United States v. Jesse Burcham
707 F. App'x 820
| 5th Cir. | 2018Background
- Burcham was stopped by Officer Rusty Jenkins for at least one traffic infraction; the stop led to a search and Burcham’s conviction for possession with intent to distribute 5 kg+ of cocaine.
- Jenkins questioned Burcham during the stop; additional reasonable suspicion allegedly developed from Burcham’s responses.
- Jenkins did not check driver’s license or registration before extending the encounter.
- Burcham consented to a search of his vehicle; officers discovered a hidden compartment during the search.
- Officers arrested Burcham after finding the hidden compartment and contraband; no drug canines were used according to the district court’s findings.
- On appeal Burcham argued (1) the stop/extension violated Rodriguez, (2) his consent was involuntary, (3) there was insufficient probable cause after discovering the compartment, and (4) officers’ recordkeeping was deficient and tantamount to Brady suppression.
Issues
| Issue | Plaintiff's Argument | Defendant's Argument | Held |
|---|---|---|---|
| Legality of traffic stop at inception | Stop was unlawful or unsupported | Stop was supported by at least one traffic infraction | Stop was objectively justified at inception (Lopez-Moreno) |
| Extension of stop under Rodriguez | Extension violated Rodriguez because unrelated investigative measures were added | Additional reasonable suspicion from Burcham’s answers justified extension; Rodriguez distinguishable | Extension was justified by additional reasonable suspicion; no Rodriguez error (Brigham) |
| Consent to search | Consent was involuntary (lack of knowledge of right to refuse) | Consent was voluntary; knowledge of right to refuse not required | Consent found voluntary; no suppression warranted (Robinette; Estrada; Cavitt) |
| Recordkeeping / Brady claim | Officers’ inadequate records suppressed exculpatory evidence in violation of Brady | Government cannot disclose evidence that does not exist; officers followed standard procedures | Plain-error review: no Brady violation; no constitutional duty to record communications (Brady; Youngblood; Edwards; Moore) |
Key Cases Cited
- United States v. Lopez-Moreno, 420 F.3d 420 (5th Cir. 2005) (traffic-stop inception analysis)
- Rodriguez v. United States, 135 S. Ct. 1609 (2015) (limits on extending traffic stops)
- United States v. Brigham, 382 F.3d 500 (5th Cir. 2004) (officer’s traffic mission and permissible inquiries)
- Ohio v. Robinette, 519 U.S. 33 (1996) (consent voluntariness factors; knowledge of right to refuse not prerequisite)
- United States v. Cavitt, 550 F.3d 430 (5th Cir. 2008) (permitting continued detention while searching if consent voluntary)

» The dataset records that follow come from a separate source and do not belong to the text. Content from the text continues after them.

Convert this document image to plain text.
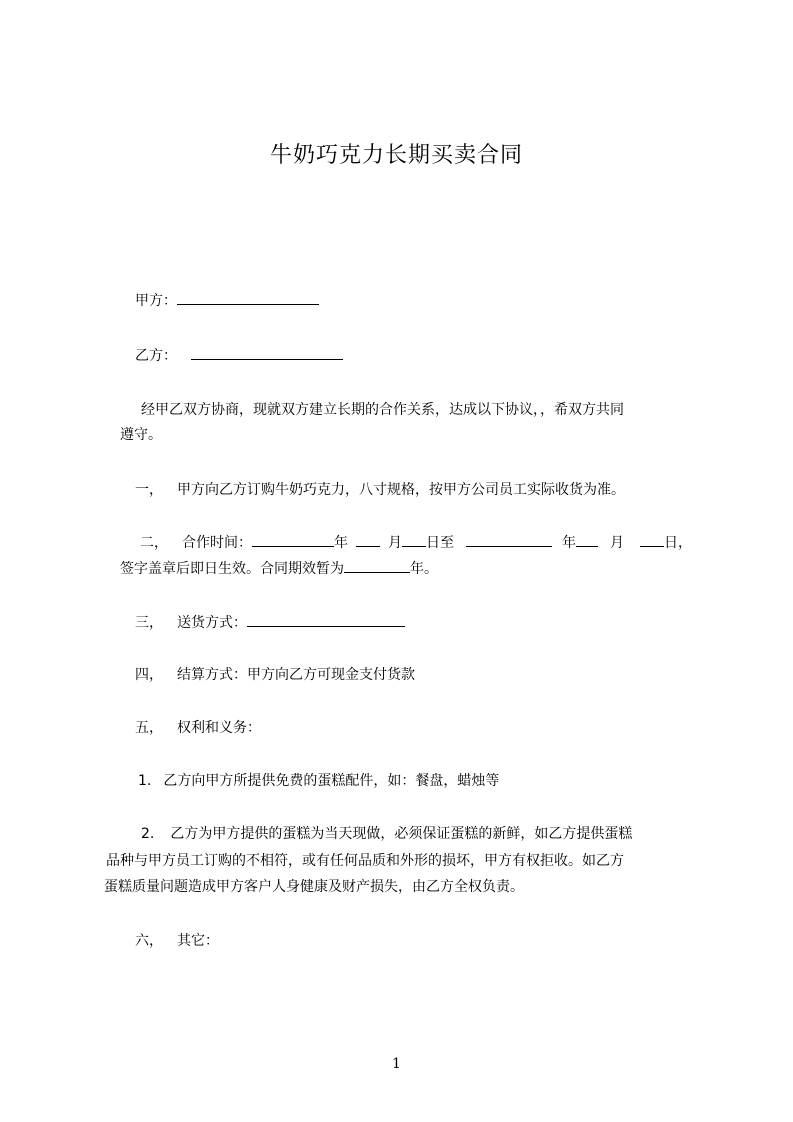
牛奶巧克力长期买卖合同
甲方：
乙方：
经甲乙双方协商，现就双方建立长期的合作关系，达成以下协议，，希双方共同
遵守。
一， 甲方向乙方订购牛奶巧克力，八寸规格，按甲方公司员工实际收货为准。
二， 合作时间：	年	月 日至	年 月	日，
签字盖章后即日生效。合同期效暂为	年。
三， 送货方式：
四， 结算方式：甲方向乙方可现金支付货款
五， 权利和义务：
1. 乙方向甲方所提供免费的蛋糕配件，如：餐盘，蜡烛等
2. 乙方为甲方提供的蛋糕为当天现做，必须保证蛋糕的新鲜，如乙方提供蛋糕
品种与甲方员工订购的不相符，或有任何品质和外形的损坏，甲方有权拒收。如乙方
蛋糕质量问题造成甲方客户人身健康及财产损失，由乙方全权负责。
六， 其它：
1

- United States v. Estrada, 459 F.3d 627 (5th Cir. 2006) (probable cause and consent analyses)
- United States v. Rounds, 749 F.3d 326 (5th Cir. 2014) (credibility / factual-findings review)
- Brady v. Maryland, 373 U.S. 83 (1963) (prosecution’s duty to disclose exculpatory evidence)
- Arizona v. Youngblood, 488 U.S. 51 (1988) (limits on due-process obligation to preserve potentially useful evidence)
- United States v. Hebron, 684 F.3d 554 (5th Cir. 2012) (plain-error review of Brady-like claims raised on appeal)
- United States v. Edwards, 442 F.3d 258 (5th Cir. 2006) (no Brady duty to disclose non-existent evidence)
- United States v. Moore, 452 F.3d 382 (5th Cir. 2006) (officer recordkeeping and standard procedures)
Decision: The district court’s judgment was AFFIRMED.